Foundational Research On SHS Of Al₂O₃-TiC-Al Composites Under The External Electric Field

Self-propagating High-temperature Synthesis (SHS) technology is widely used to prepare metal-ceramics composites because it has the characteristics of conserving energy, fast reaction and high product purity. However the synthetized composites have high porosity (20%-50%), which prohibits its use as structural material. So SHS-densificating is one of the focuses in SHS research field. In addition, this technology is only suitable for high heat releasing reaction system due to the thermodynamic limitation of SHS reaction. Therefore, it's also a developmental direction of SHS technology how to induce the self-propagating combustion of this reaction system with thermodynamic limitation of SHS reaction. In this thesis, TiO₂-C-Al reaction system was used to synthesize relatively dense Al₂O₃-TiC-Al composites by the filling and welding of liquid Al formed during SHS process. The results show that the compactness of the synthetized composites is improved with the increasing of excess Al content in the system. But when the excess Al content was more than 10mol, SHS reaction of the system was hard to take place.

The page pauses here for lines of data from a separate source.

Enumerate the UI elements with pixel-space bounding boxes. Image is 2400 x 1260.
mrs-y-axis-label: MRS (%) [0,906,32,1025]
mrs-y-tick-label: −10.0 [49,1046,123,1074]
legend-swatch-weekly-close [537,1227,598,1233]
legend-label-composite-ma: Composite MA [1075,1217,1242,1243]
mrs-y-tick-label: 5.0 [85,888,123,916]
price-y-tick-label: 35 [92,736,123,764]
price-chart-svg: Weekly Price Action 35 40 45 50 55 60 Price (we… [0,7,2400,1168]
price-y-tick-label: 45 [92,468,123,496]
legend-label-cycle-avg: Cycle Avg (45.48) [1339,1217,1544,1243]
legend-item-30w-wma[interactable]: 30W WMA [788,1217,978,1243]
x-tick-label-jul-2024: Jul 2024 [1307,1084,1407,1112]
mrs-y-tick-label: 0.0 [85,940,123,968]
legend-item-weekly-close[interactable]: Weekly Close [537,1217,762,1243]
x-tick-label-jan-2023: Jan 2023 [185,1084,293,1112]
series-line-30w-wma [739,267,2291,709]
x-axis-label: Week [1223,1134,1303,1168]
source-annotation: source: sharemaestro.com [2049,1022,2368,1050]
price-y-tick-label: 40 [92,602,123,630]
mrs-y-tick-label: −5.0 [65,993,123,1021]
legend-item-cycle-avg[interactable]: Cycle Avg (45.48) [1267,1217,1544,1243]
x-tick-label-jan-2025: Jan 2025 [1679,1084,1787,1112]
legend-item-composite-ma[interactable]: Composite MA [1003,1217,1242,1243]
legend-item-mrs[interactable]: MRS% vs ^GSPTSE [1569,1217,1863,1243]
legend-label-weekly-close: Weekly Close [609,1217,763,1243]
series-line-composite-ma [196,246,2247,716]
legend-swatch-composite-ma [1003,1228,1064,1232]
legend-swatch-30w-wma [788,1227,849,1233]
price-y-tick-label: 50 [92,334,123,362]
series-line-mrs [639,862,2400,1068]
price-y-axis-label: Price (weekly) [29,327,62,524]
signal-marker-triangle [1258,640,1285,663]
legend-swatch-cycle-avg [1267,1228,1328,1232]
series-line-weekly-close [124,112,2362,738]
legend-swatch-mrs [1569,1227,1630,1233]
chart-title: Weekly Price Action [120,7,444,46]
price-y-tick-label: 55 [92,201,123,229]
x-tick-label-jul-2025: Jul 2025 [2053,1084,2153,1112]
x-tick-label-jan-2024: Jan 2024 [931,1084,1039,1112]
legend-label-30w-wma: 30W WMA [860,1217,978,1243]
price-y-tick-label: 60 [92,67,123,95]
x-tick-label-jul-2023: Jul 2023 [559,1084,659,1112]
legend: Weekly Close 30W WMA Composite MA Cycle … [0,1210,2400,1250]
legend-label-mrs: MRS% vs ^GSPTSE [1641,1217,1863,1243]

So, an external electric field was used to activate the system with an excess Al content of 14mol. As a result, the SHS reaction was taken place under the external electric field, and an Al₂O₃-TiC-Al composite with a relative density of 92.5%. was successfully synthesized. In addition, the SHS reaction thermodynamics under the electric field was analyzed and the corresponding mathematic model was also set up. In addition, the effects of the electric field on the SHS process and the microstructures of the composites have been studied. The result shows that the Joule heat effect of electric field improves the initial temperature of the rlative system, and, theforefore, can break through the restriction of SHS thermodynamics. When the strength of the electric field is greater than 7.5 v/cm, the SHS reaction of the system with an excess Al content of 14mol can take place. Moreover, with the increase of the strength of the electric field, the needed ignition time is decreased, whereas the combusion temperature and combustion wave propgating speed is increased. As a result, the size of the synthesized Al2O3 and TiC particles has been decreased, while the relative density of the synthesized Al2O3-TiC-Al compnsites have been improved. So, the electric field activated SHS technology is a new way to prepare dense metal-ceramics composites.